Chemodynamic therapy (CDT) is an
emerging tumor treatment; however,
it is hindered by insufficient endogenous hydrogen peroxide (H2O2) and high glutathione (GSH) concentrations in
the tumor microenvironment (TME). Furthermore, CDT has limited therapeutic
efficacy as a monotherapy. To overcome these limitations, in this
study, a nanoplatform is designed and constructed from Cu-doped mesoporous
Prussian blue (CMPB)-encapsulated glucose oxidase (GOx) with a coating
of hyaluronic acid (HA) modified with a nitric oxide donor (HN). In
the proposed GOx@CMPB-HN nanoparticles, the dopant Cu2+ ions are crucial to combining and mutually promoting multiple therapeutic
approaches, namely, CDT, photothermal therapy (PTT), and starvation
therapy. The dopant Cu2+ ions in CMPB protect against reactive
oxygen species to deplete the intracellular GSH in the TME. Additionally,
the byproduct Cu+ ions act as a substrate for a Fenton-like
reaction that activates CDT. Moreover, H2O2,
which is another important substrate, is produced in large quantities
through intracellular glucose depletion caused by the nanoparticle-loaded
GOx, and the gluconic acid produced in this reaction further enhances
the TME acidity and creates a better catalytic environment for CDT.

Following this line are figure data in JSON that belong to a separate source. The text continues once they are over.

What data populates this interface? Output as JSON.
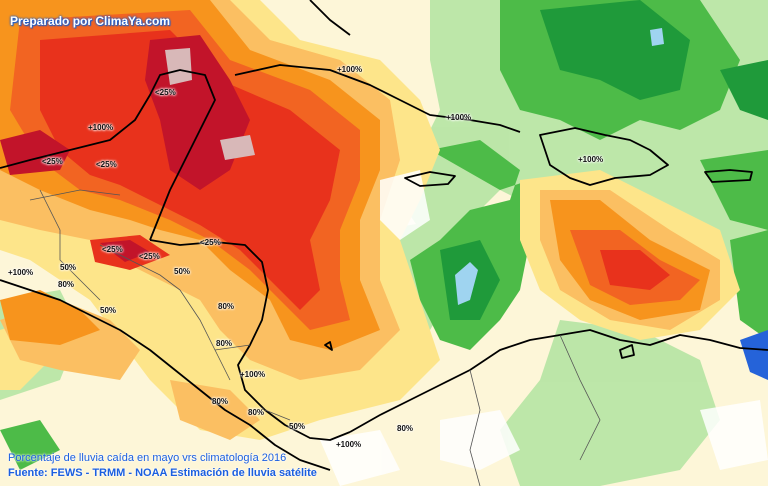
{
  "credit": "Preparado por ClimaYa.com",
  "caption_line1": "Porcentaje de lluvia caída en mayo vrs climatología  2016",
  "caption_line2": "Fuente: FEWS - TRMM - NOAA Estimación de lluvia satélite",
  "palette": {
    "very_dry": "#d8b8b8",
    "darkest_red": "#c2142a",
    "red": "#e8321c",
    "orange_red": "#f26422",
    "orange": "#f7941d",
    "light_orange": "#fbbf62",
    "yellow": "#fde58a",
    "normal": "#ffffff",
    "light_green": "#b9e6a6",
    "green": "#4dbb48",
    "dark_green": "#1f9a3a",
    "light_blue": "#9fd4f0",
    "blue": "#2563d9",
    "coastline": "#000000",
    "borders": "#555555"
  },
  "labels": [
    {
      "id": "lbl-1",
      "text": "+100%"
    },
    {
      "id": "lbl-2",
      "text": "<25%"
    },
    {
      "id": "lbl-3",
      "text": "+100%"
    },
    {
      "id": "lbl-4",
      "text": "<25%"
    },
    {
      "id": "lbl-5",
      "text": "<25%"
    },
    {
      "id": "lbl-6",
      "text": "+100%"
    },
    {
      "id": "lbl-7",
      "text": "+100%"
    },
    {
      "id": "lbl-8",
      "text": "<25%"
    },
    {
      "id": "lbl-9",
      "text": "<25%"
    },
    {
      "id": "lbl-10",
      "text": "<25%"
    },
    {
      "id": "lbl-11",
      "text": "+100%"
    },
    {
      "id": "lbl-12",
      "text": "50%"
    },
    {
      "id": "lbl-13",
      "text": "80%"
    },
    {
      "id": "lbl-14",
      "text": "50%"
    },
    {
      "id": "lbl-15",
      "text": "50%"
    },
    {
      "id": "lbl-16",
      "text": "80%"
    },
    {
      "id": "lbl-17",
      "text": "80%"
    },
    {
      "id": "lbl-18",
      "text": "+100%"
    },
    {
      "id": "lbl-19",
      "text": "80%"
    },
    {
      "id": "lbl-20",
      "text": "80%"
    },
    {
      "id": "lbl-21",
      "text": "50%"
    },
    {
      "id": "lbl-22",
      "text": "+100%"
    },
    {
      "id": "lbl-23",
      "text": "80%"
    }
  ]
}
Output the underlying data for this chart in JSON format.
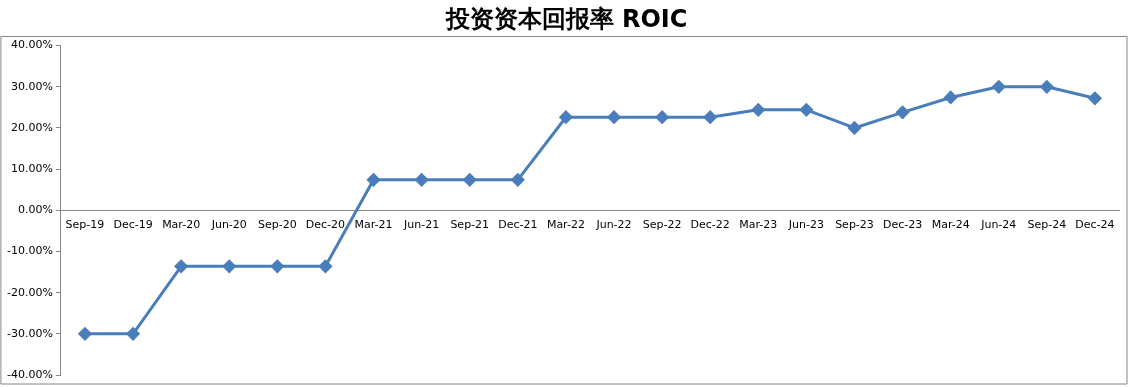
{
  "chart_data": {
    "type": "line",
    "title": "投资资本回报率 ROIC",
    "categories": [
      "Sep-19",
      "Dec-19",
      "Mar-20",
      "Jun-20",
      "Sep-20",
      "Dec-20",
      "Mar-21",
      "Jun-21",
      "Sep-21",
      "Dec-21",
      "Mar-22",
      "Jun-22",
      "Sep-22",
      "Dec-22",
      "Mar-23",
      "Jun-23",
      "Sep-23",
      "Dec-23",
      "Mar-24",
      "Jun-24",
      "Sep-24",
      "Dec-24"
    ],
    "series": [
      {
        "color": "#4a7ebb",
        "values": [
          -30.0,
          -30.0,
          -13.6,
          -13.6,
          -13.6,
          -13.6,
          7.4,
          7.4,
          7.4,
          7.4,
          22.6,
          22.6,
          22.6,
          22.6,
          24.4,
          24.4,
          20.0,
          23.8,
          27.4,
          30.0,
          30.0,
          27.2
        ]
      }
    ],
    "ylim": [
      -40,
      40
    ],
    "yticks": [
      {
        "value": -40,
        "label": "-40.00%"
      },
      {
        "value": -30,
        "label": "-30.00%"
      },
      {
        "value": -20,
        "label": "-20.00%"
      },
      {
        "value": -10,
        "label": "-10.00%"
      },
      {
        "value": 0,
        "label": "0.00%"
      },
      {
        "value": 10,
        "label": "10.00%"
      },
      {
        "value": 20,
        "label": "20.00%"
      },
      {
        "value": 30,
        "label": "30.00%"
      },
      {
        "value": 40,
        "label": "40.00%"
      }
    ],
    "grid": false,
    "legend": false,
    "marker": "diamond",
    "line_style": "solid"
  }
}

In addition, Cu2+ doping greatly improves the mesoporous
Prussian blue (MPB) photothermal conversion performance, and the resultant
increase in temperature accelerates CDT catalysis. Finally, the HN
coating enables the nanoparticles to actively target CD44 receptors
in cancer cells and also enhances vascular permeability. Therefore,
this coating has multiple effects, such as facilitating enhanced permeability
and retention and deep laser penetration. In vitro and in vivo experiments
demonstrate that the proposed GOx@CMPB-HN nanoplatform significantly
inhibits tumor growth with the help of in situ enhanced synergistic
therapies based on the properties of the TME. The developed nanoplatform
has the potential to be applied to cancer treatment and introduces
new avenues for tumor treatment research.